1. „Promi Big Brother“ endet stärker als 2016 – Staffel-Durchschnitt auf Vorjahres-Niveau

2,11 Mio. Leute entschieden sich am Freitagabend für das Finale von „Promi Big Brother“. Der Marktanteil lag bei ordentlichen 9,0%. Im jungen Publikum lief es für die Show noch besser: 990.000 Seher entsprachen hier an einem Abend mit recht geringem TV-Konsum tollen 13,7%. Zum Vergleich: 2016 sahen das Finale Mitte Semptember 2,06 Mio. und 950.000, die Marktanteile lagen mit 8,0% und 10,6% aber deutlich unter denen, die diesmal erreicht wurden.

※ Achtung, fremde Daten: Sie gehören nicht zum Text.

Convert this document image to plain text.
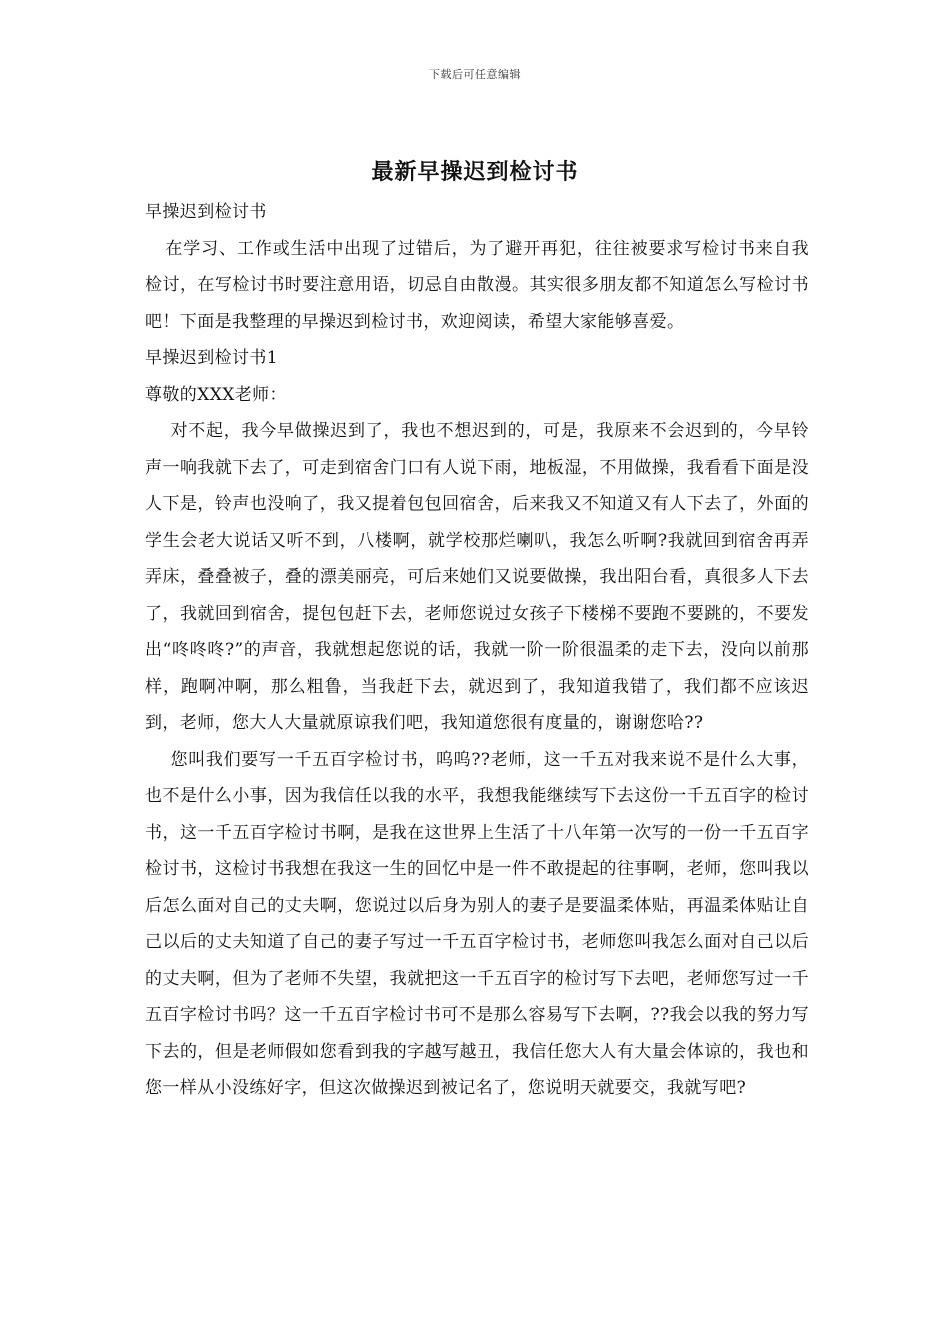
下载后可任意编辑
最新早操迟到检讨书

早操迟到检讨书

在学习、工作或生活中出现了过错后，为了避开再犯，往往被要求写检讨书来自我检讨，在写检讨书时要注意用语，切忌自由散漫。其实很多朋友都不知道怎么写检讨书吧！下面是我整理的早操迟到检讨书，欢迎阅读，希望大家能够喜爱。

早操迟到检讨书1

尊敬的XXX老师：

对不起，我今早做操迟到了，我也不想迟到的，可是，我原来不会迟到的，今早铃声一响我就下去了，可走到宿舍门口有人说下雨，地板湿，不用做操，我看看下面是没人下是，铃声也没响了，我又提着包包回宿舍，后来我又不知道又有人下去了，外面的学生会老大说话又听不到，八楼啊，就学校那烂喇叭，我怎么听啊?我就回到宿舍再弄弄床，叠叠被子，叠的漂美丽亮，可后来她们又说要做操，我出阳台看，真很多人下去了，我就回到宿舍，提包包赶下去，老师您说过女孩子下楼梯不要跑不要跳的，不要发出“咚咚咚?”的声音，我就想起您说的话，我就一阶一阶很温柔的走下去，没向以前那样，跑啊冲啊，那么粗鲁，当我赶下去，就迟到了，我知道我错了，我们都不应该迟到，老师，您大人大量就原谅我们吧，我知道您很有度量的，谢谢您哈??

您叫我们要写一千五百字检讨书，呜呜??老师，这一千五对我来说不是什么大事，也不是什么小事，因为我信任以我的水平，我想我能继续写下去这份一千五百字的检讨书，这一千五百字检讨书啊，是我在这世界上生活了十八年第一次写的一份一千五百字检讨书，这检讨书我想在我这一生的回忆中是一件不敢提起的往事啊，老师，您叫我以后怎么面对自己的丈夫啊，您说过以后身为别人的妻子是要温柔体贴，再温柔体贴让自己以后的丈夫知道了自己的妻子写过一千五百字检讨书，老师您叫我怎么面对自己以后的丈夫啊，但为了老师不失望，我就把这一千五百字的检讨写下去吧，老师您写过一千五百字检讨书吗？这一千五百字检讨书可不是那么容易写下去啊，??我会以我的努力写下去的，但是老师假如您看到我的字越写越丑，我信任您大人有大量会体谅的，我也和您一样从小没练好字，但这次做操迟到被记名了，您说明天就要交，我就写吧?
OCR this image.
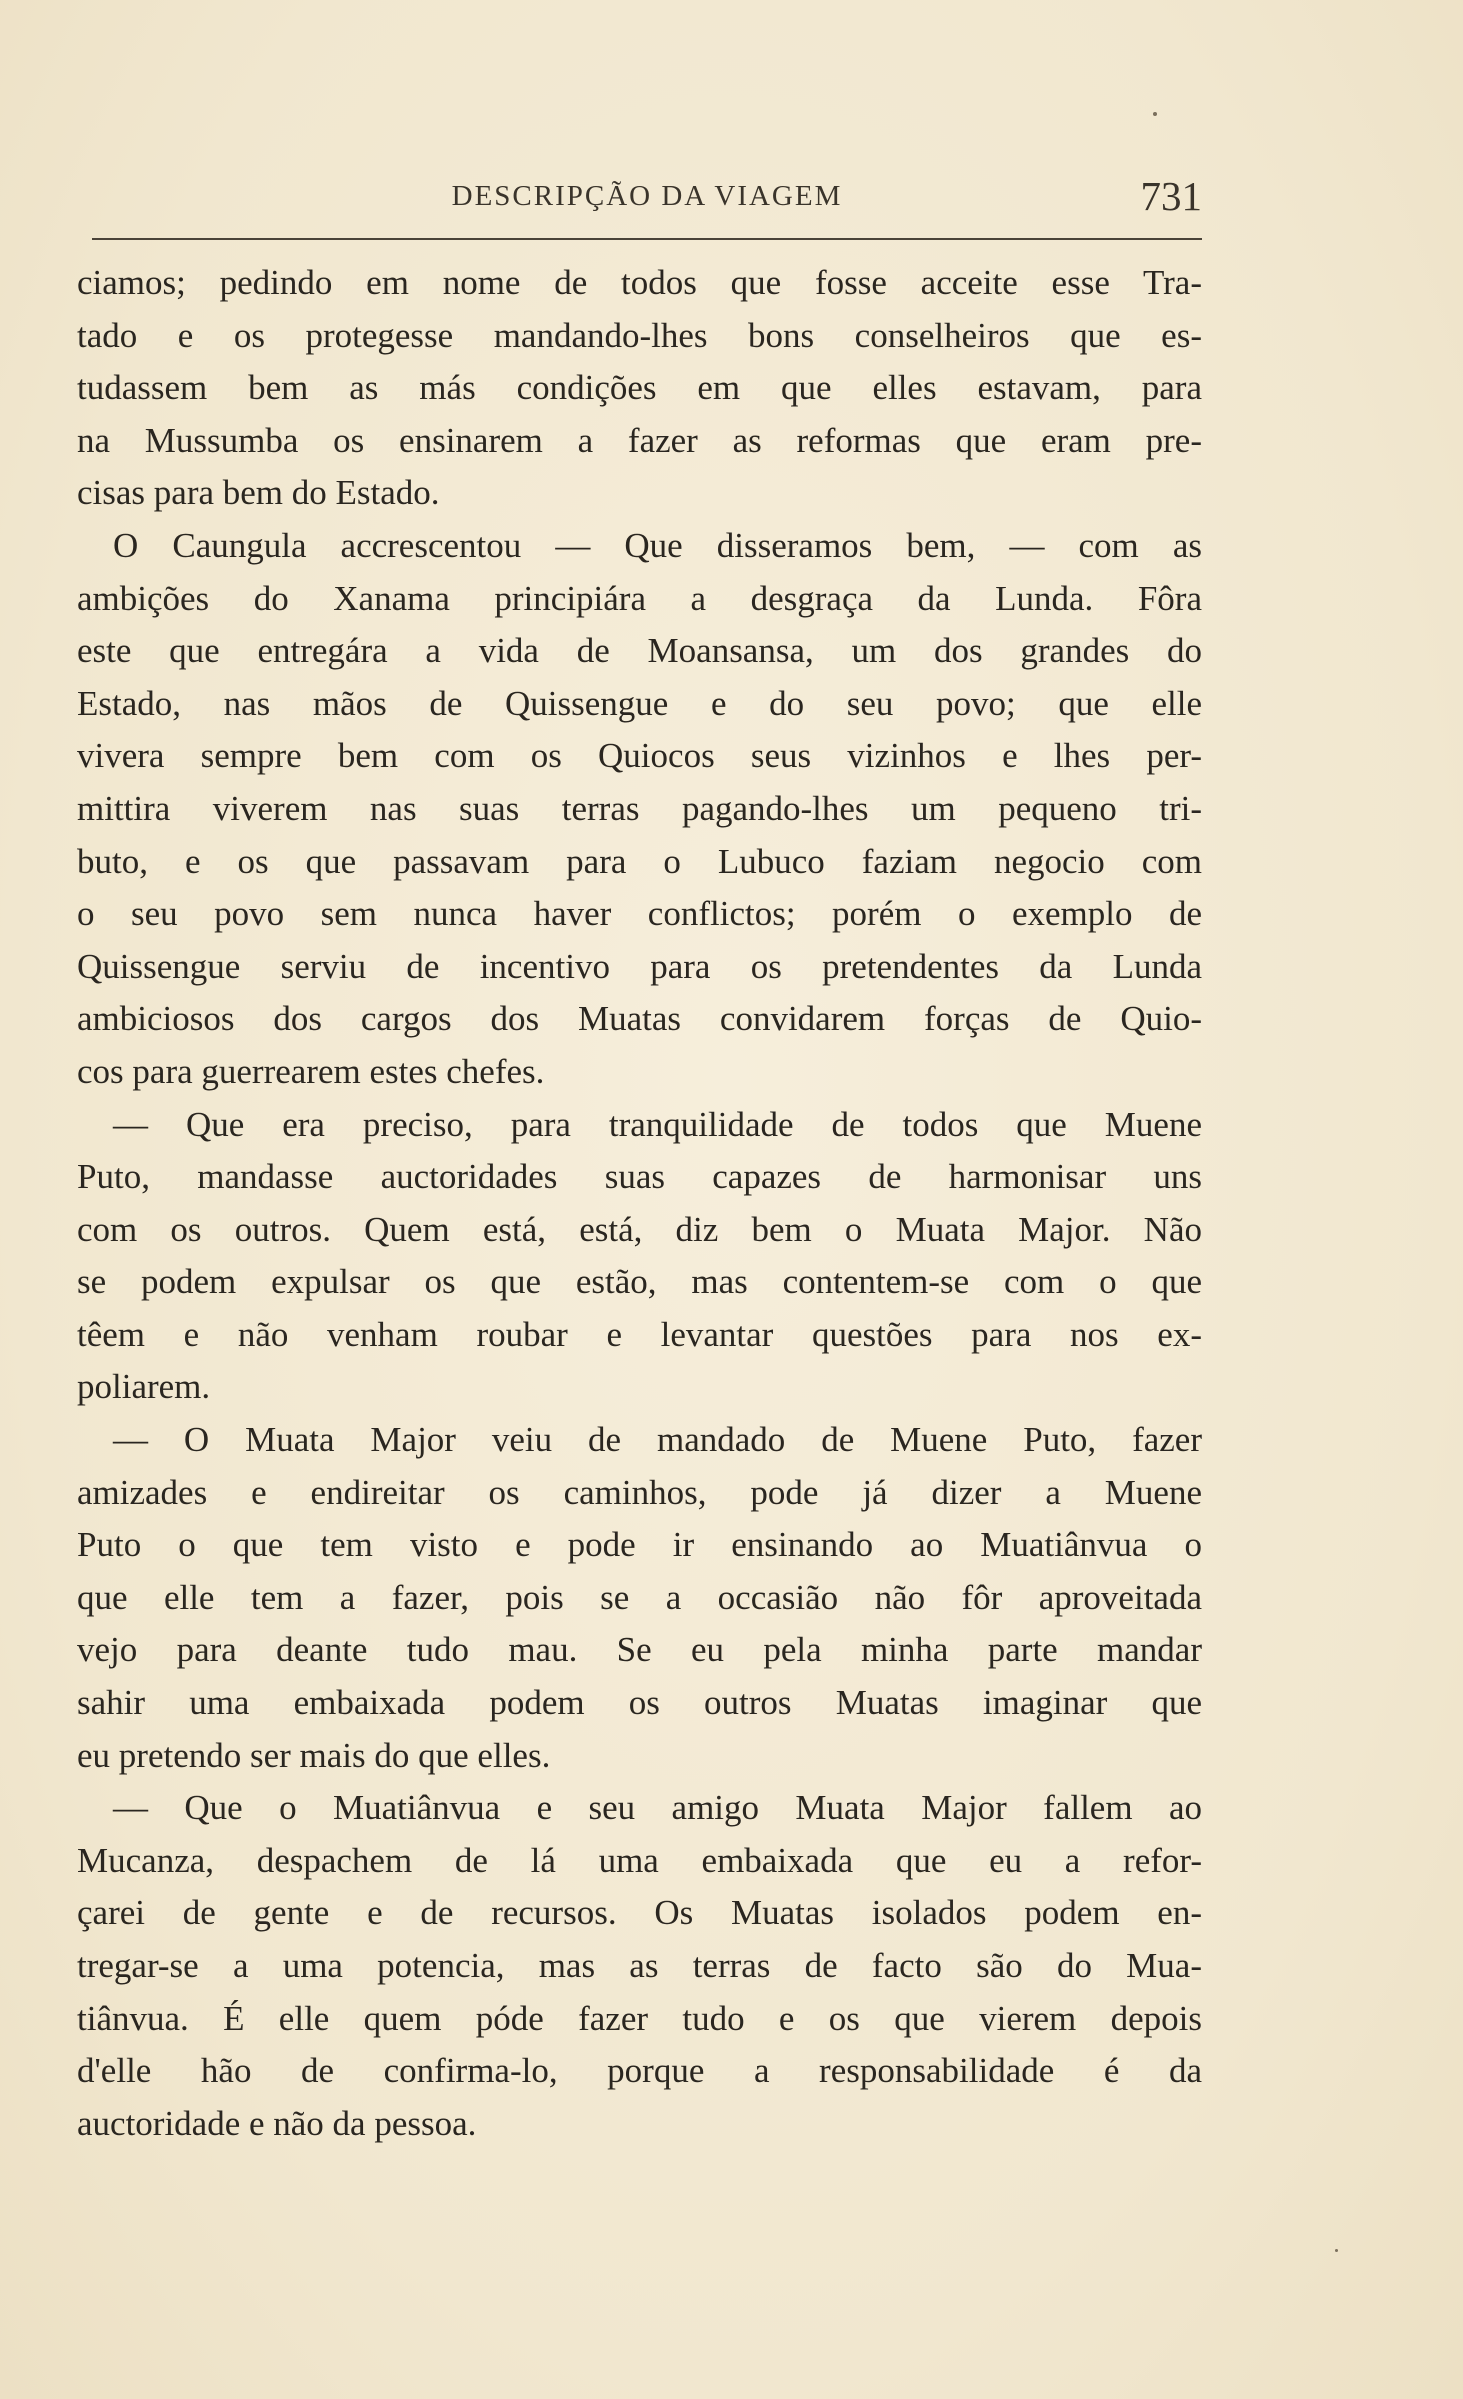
DESCRIPÇÃO DA VIAGEM	731
ciamos; pedindo em nome de todos que fosse acceite esse Tra-
tado e os protegesse mandando-lhes bons conselheiros que es-
tudassem bem as más condições em que elles estavam, para
na Mussumba os ensinarem a fazer as reformas que eram pre-
cisas para bem do Estado.
O Caungula accrescentou — Que disseramos bem, — com as
ambições do Xanama principiára a desgraça da Lunda. Fôra
este que entregára a vida de Moansansa, um dos grandes do
Estado, nas mãos de Quissengue e do seu povo; que elle
vivera sempre bem com os Quiocos seus vizinhos e lhes per-
mittira viverem nas suas terras pagando-lhes um pequeno tri-
buto, e os que passavam para o Lubuco faziam negocio com
o seu povo sem nunca haver conflictos; porém o exemplo de
Quissengue serviu de incentivo para os pretendentes da Lunda
ambiciosos dos cargos dos Muatas convidarem forças de Quio-
cos para guerrearem estes chefes.
— Que era preciso, para tranquilidade de todos que Muene
Puto, mandasse auctoridades suas capazes de harmonisar uns
com os outros. Quem está, está, diz bem o Muata Major. Não
se podem expulsar os que estão, mas contentem-se com o que
têem e não venham roubar e levantar questões para nos ex-
poliarem.
— O Muata Major veiu de mandado de Muene Puto, fazer
amizades e endireitar os caminhos, pode já dizer a Muene
Puto o que tem visto e pode ir ensinando ao Muatiânvua o
que elle tem a fazer, pois se a occasião não fôr aproveitada
vejo para deante tudo mau. Se eu pela minha parte mandar
sahir uma embaixada podem os outros Muatas imaginar que
eu pretendo ser mais do que elles.
— Que o Muatiânvua e seu amigo Muata Major fallem ao
Mucanza, despachem de lá uma embaixada que eu a refor-
çarei de gente e de recursos. Os Muatas isolados podem en-
tregar-se a uma potencia, mas as terras de facto são do Mua-
tiânvua. É elle quem póde fazer tudo e os que vierem depois
d'elle hão de confirma-lo, porque a responsabilidade é da
auctoridade e não da pessoa.
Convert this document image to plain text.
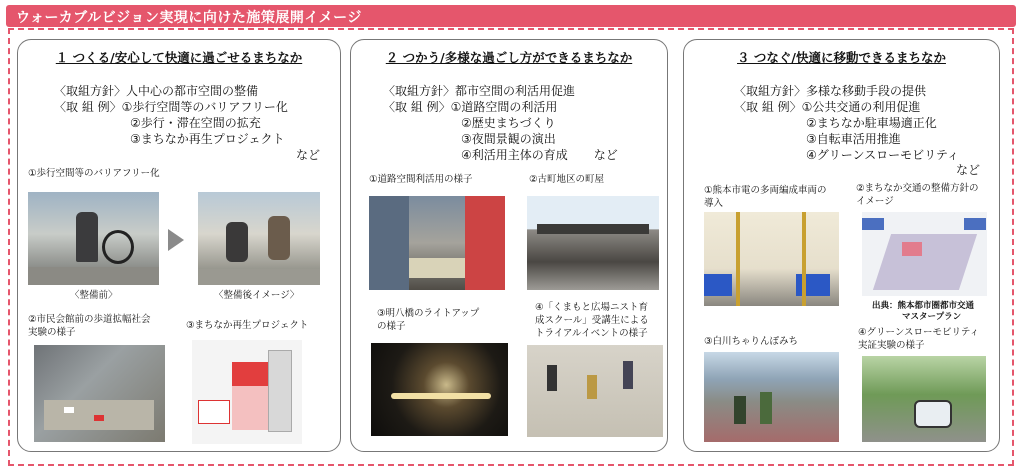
ウォーカブルビジョン実現に向けた施策展開イメージ
１ つくる/安心して快適に過ごせるまちなか
〈取組方針〉人中心の都市空間の整備
〈取 組 例〉①歩行空間等のバリアフリー化
②歩行・滞在空間の拡充
③まちなか再生プロジェクト
など
①歩行空間等のバリアフリー化
〈整備前〉	〈整備後イメージ〉
②市民会館前の歩道拡幅社会
実験の様子
③まちなか再生プロジェクト
２ つかう/多様な過ごし方ができるまちなか
〈取組方針〉都市空間の利活用促進
〈取 組 例〉①道路空間の利活用
②歴史まちづくり
③夜間景観の演出
④利活用主体の育成 など
①道路空間利活用の様子	②古町地区の町屋
③明八橋のライトアップ
の様子
④「くまもと広場ニスト育
成スクール」受講生による
トライアルイベントの様子
３ つなぐ/快適に移動できるまちなか
〈取組方針〉多様な移動手段の提供
〈取 組 例〉①公共交通の利用促進
②まちなか駐車場適正化
③自転車活用推進
④グリーンスローモビリティ
など
①熊本市電の多両編成車両の
導入
②まちなか交通の整備方針の
イメージ
出典：熊本都市圏都市交通
マスタープラン
③白川ちゃりんぽみち
④グリーンスローモビリティ
実証実験の様子
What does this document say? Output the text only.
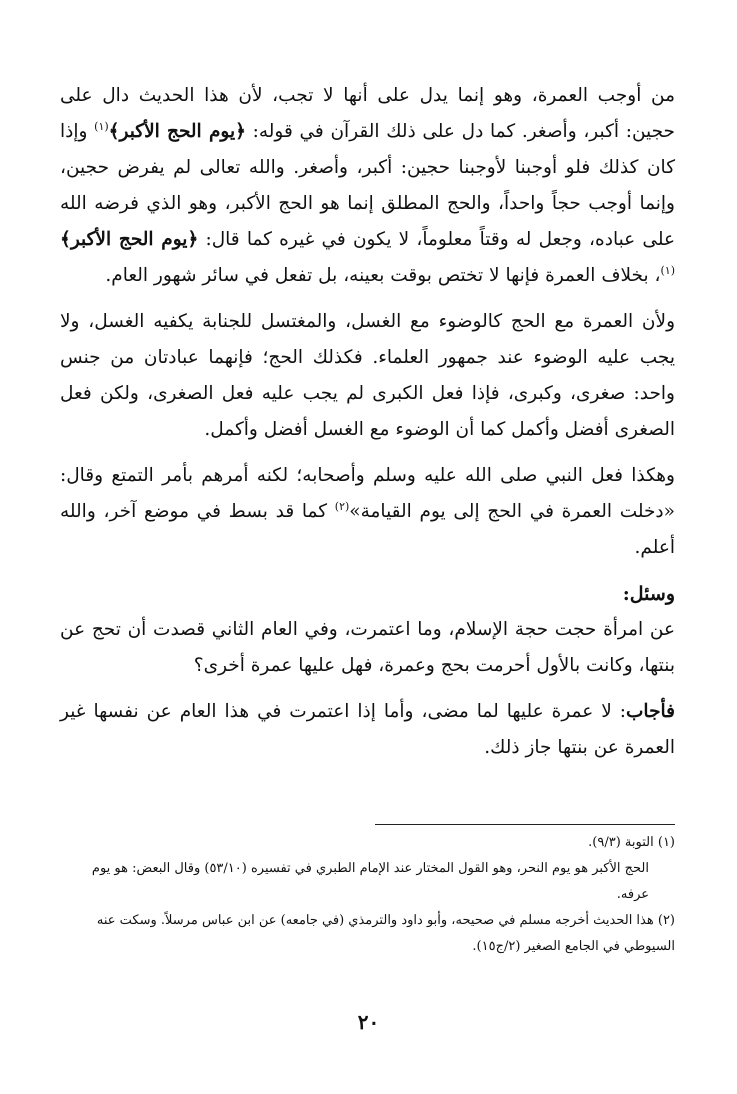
من أوجب العمرة، وهو إنما يدل على أنها لا تجب، لأن هذا الحديث دال على حجين: أكبر، وأصغر. كما دل على ذلك القرآن في قوله: ﴿يوم الحج الأكبر﴾$^{(١)}$ وإذا كان كذلك فلو أوجبنا لأوجبنا حجين: أكبر، وأصغر. والله تعالى لم يفرض حجين، وإنما أوجب حجاً واحداً، والحج المطلق إنما هو الحج الأكبر، وهو الذي فرضه الله على عباده، وجعل له وقتاً معلوماً، لا يكون في غيره كما قال: ﴿يوم الحج الأكبر﴾$^{(١)}$، بخلاف العمرة فإنها لا تختص بوقت بعينه، بل تفعل في سائر شهور العام.

ولأن العمرة مع الحج كالوضوء مع الغسل، والمغتسل للجنابة يكفيه الغسل، ولا يجب عليه الوضوء عند جمهور العلماء. فكذلك الحج؛ فإنهما عبادتان من جنس واحد: صغرى، وكبرى، فإذا فعل الكبرى لم يجب عليه فعل الصغرى، ولكن فعل الصغرى أفضل وأكمل كما أن الوضوء مع الغسل أفضل وأكمل.

وهكذا فعل النبي صلى الله عليه وسلم وأصحابه؛ لكنه أمرهم بأمر التمتع وقال: «دخلت العمرة في الحج إلى يوم القيامة»$^{(٢)}$ كما قد بسط في موضع آخر، والله أعلم.

وسئل:

عن امرأة حجت حجة الإسلام، وما اعتمرت، وفي العام الثاني قصدت أن تحج عن بنتها، وكانت بالأول أحرمت بحج وعمرة، فهل عليها عمرة أخرى؟

فأجاب: لا عمرة عليها لما مضى، وأما إذا اعتمرت في هذا العام عن نفسها غير العمرة عن بنتها جاز ذلك.

(١) التوبة (٩/٣).

الحج الأكبر هو يوم النحر، وهو القول المختار عند الإمام الطبري في تفسيره (٥٣/١٠) وقال البعض: هو يوم عرفه.

(٢) هذا الحديث أخرجه مسلم في صحيحه، وأبو داود والترمذي (في جامعه) عن ابن عباس مرسلاً. وسكت عنه السيوطي في الجامع الصغير (٢/ج١٥).

٢٠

Insgesamt lag die Staffel bei den 14- bis 49-Jährigen mit einem Durchschnitts-Marktanteil von 12,9% genau auf Vorjahresniveau, im Gesamtpublikum wurden die 10,4% aus 2016 mit 9,6% nicht mehr erreicht. Über den Sat.1-Sender-Durchschnittszahlen von 7,1% und 8,6% landete „Promi Big Brother“ auch 2017 deutlich.

2. ZDF-Krimis siegen vor Nachrichten-Trio

Insgesamt interessierten sich die TV-Zuschauer am Freitag vor allem für Krimis und Nachrichten. Die ZDF-Serien „Der Alte“ und „SOKO Leipzig“ gewannen den Tag mit 4,01 Mio. und 3,86 Mio. Sehern, sowie Marktanteilen von 15,9% und 14,8%. Auf den Rängen 3 bis 5 folgt ein Nachrichten-Trio aus 20-Uhr-„Tagesschau“, 19-Uhr-„heute“ und „Tagesthemen“, das zwischen 2,92 Mio. und 3,52 Mio. einschalteten. Der ARD-Film „Mutter auf Streife“ kam mit 2,89 Mio. Zuschauern auf solide 11,3%. Stärkstes Programm der Privaten war „RTL aktuell“ mit 2,47 Mio. Sehern, in der Prime Time lag „Promi Big Brother“ mit seinen 2,11 Mio. Fans vorn.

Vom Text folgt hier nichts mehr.